CHEYENNE – The daily temperature checks that have become part of the new normal for students and staff in Laramie County School District 1 might not continue through the rest of the pandemic.
“We’re kind of wondering whether we really need to (do them),” Boyd Brown, superintendent of LCSD1, told the Wyoming Tribune Eagle Thursday. “As we’ve gone through the middle of October we’ve not found one person during the screenings that we sent home that tested positive. The question is whether we want to phase it out.”
To date, the district has reported 25 total positive COVID-19 cases since reopening for in-person learning. Several were reported over the last week amid a spike in cases across Laramie County and the rest of the state. Although the district was one of 23 in Wyoming that opted in to state-supported surveillance testing, which randomly tests a percentage of staff for the virus, Brown said Thursday that it hasn’t started yet.
“The state hasn’t gotten the information to us to where we can even get our staff members to select if they want to do it or not,” he said.
In addition to mandated mask-wearing whenever social distancing isn’t possible, staff are also required to check the body temperature of each student before they start the school day. Under current protocols, any student with a temperature higher than 100.4 degrees is sent to the nurse’s office for additional screening.
Although a fever is one possible symptom of the virus, the U.S. Centers for Disease Control and Prevention does not recommend daily temperature checks in schools as a way to detect or contain the virus.
Kathy Emmons, director of the Cheyenne-Laramie County Health Department, who has discussed temperature checks with district officials, said the checks “may be one indicator, but it’s certainly not the only indicator.”
The challenge with temperature checks is that, especially as the weather gets colder, it could be hard to get an accurate reading.

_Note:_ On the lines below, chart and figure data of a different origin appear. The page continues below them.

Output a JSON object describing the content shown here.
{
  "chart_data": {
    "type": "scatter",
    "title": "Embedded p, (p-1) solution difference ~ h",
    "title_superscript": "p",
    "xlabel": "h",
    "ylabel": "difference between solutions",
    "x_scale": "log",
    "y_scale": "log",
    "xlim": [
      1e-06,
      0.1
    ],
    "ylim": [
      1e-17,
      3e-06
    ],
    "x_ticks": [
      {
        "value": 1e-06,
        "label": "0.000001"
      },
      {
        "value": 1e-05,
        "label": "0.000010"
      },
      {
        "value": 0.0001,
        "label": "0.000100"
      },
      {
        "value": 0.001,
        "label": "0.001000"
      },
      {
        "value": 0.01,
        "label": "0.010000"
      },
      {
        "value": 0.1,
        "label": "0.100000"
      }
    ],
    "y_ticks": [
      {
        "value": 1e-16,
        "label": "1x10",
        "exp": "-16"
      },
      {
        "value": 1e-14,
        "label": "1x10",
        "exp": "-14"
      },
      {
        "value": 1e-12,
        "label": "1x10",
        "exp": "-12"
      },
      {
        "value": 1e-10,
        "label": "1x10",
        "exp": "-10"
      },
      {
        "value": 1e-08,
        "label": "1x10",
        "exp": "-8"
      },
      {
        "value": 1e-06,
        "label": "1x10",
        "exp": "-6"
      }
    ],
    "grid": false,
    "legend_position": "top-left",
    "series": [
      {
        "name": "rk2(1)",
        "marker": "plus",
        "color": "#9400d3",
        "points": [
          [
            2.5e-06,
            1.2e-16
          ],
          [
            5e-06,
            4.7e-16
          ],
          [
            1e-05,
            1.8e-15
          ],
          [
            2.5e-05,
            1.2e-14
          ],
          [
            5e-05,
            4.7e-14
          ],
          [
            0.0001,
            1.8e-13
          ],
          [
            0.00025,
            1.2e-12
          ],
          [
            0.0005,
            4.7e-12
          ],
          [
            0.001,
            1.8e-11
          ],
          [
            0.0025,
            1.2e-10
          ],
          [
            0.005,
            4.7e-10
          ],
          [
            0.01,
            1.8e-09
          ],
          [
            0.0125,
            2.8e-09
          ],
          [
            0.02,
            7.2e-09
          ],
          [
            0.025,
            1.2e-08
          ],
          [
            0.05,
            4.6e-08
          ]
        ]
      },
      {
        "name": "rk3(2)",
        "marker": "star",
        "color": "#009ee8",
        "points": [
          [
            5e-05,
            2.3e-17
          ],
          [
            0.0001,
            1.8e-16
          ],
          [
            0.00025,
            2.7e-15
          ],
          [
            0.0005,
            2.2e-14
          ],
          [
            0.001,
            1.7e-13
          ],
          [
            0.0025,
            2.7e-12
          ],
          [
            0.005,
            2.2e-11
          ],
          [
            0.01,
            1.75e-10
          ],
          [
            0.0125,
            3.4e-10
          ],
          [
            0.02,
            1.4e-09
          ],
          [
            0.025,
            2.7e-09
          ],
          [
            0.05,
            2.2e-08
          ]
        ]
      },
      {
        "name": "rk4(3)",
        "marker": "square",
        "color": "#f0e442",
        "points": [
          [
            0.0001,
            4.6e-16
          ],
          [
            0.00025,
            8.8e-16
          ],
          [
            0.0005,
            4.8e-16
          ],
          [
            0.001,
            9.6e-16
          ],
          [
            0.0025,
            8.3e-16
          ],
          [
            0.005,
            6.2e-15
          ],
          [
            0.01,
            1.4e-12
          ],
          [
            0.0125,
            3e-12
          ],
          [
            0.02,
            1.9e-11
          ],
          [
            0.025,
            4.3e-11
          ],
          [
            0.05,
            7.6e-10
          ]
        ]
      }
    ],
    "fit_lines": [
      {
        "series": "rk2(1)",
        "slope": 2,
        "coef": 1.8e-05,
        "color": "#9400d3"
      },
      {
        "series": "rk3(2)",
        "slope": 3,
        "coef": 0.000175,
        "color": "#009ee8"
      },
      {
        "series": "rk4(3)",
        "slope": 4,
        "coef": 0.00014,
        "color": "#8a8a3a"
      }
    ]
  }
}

“If kids have their big jackets on or they’re running around, they’ll either be hotter or colder than their body temperature really is. So many outside factors are going to impact that,” Emmons said. “Temperature checks can be an indicator, but we also know that there are people who are COVID-19-positive and never do spike a fever.”
Emmons said the biggest thing parents can do to help stop the spread of COVID-19 is to keep their children home if they are sick and to continue wearing masks in public spaces to prevent transmitting the virus into the schools.
Parents are also required to submit a health evaluation of their students to the district each day. Those students who do not complete one are screened once they arrive at school.
“Unfortunately, some of the parents were just falling into a rote pattern of saying everything’s OK on the questionnaire,” said Emmons, who urged parents to take the health assessments seriously.
Brown said there’s no plan to eliminate the evaluations and that if the district did decide to move forward with eliminating temperature checks, it would do so gradually.
When Brown presented the idea to the LCSD1 Board of Trustees at its most recent meeting, board members had mixed reactions.
“Doing away with it might be a good reset at this time,” Trustee Lynn Storey-Huylar said, recounting a message she received about a child who avoided going to the nurse with a non-COVID-related ailments for fear of getting sent home. “I think if you relax a little bit, maybe it will reset the balance of people who will feel more apt to go and say when they’re not feeling well.”
Trustee Tim Bolin said he’d like to see the temperature checks continue, suggesting that, “Maybe we could find another way once it gets cold to do it once they’re in the building for a while.”
It’s not clear if or when the board will vote on changing temperature check requirements.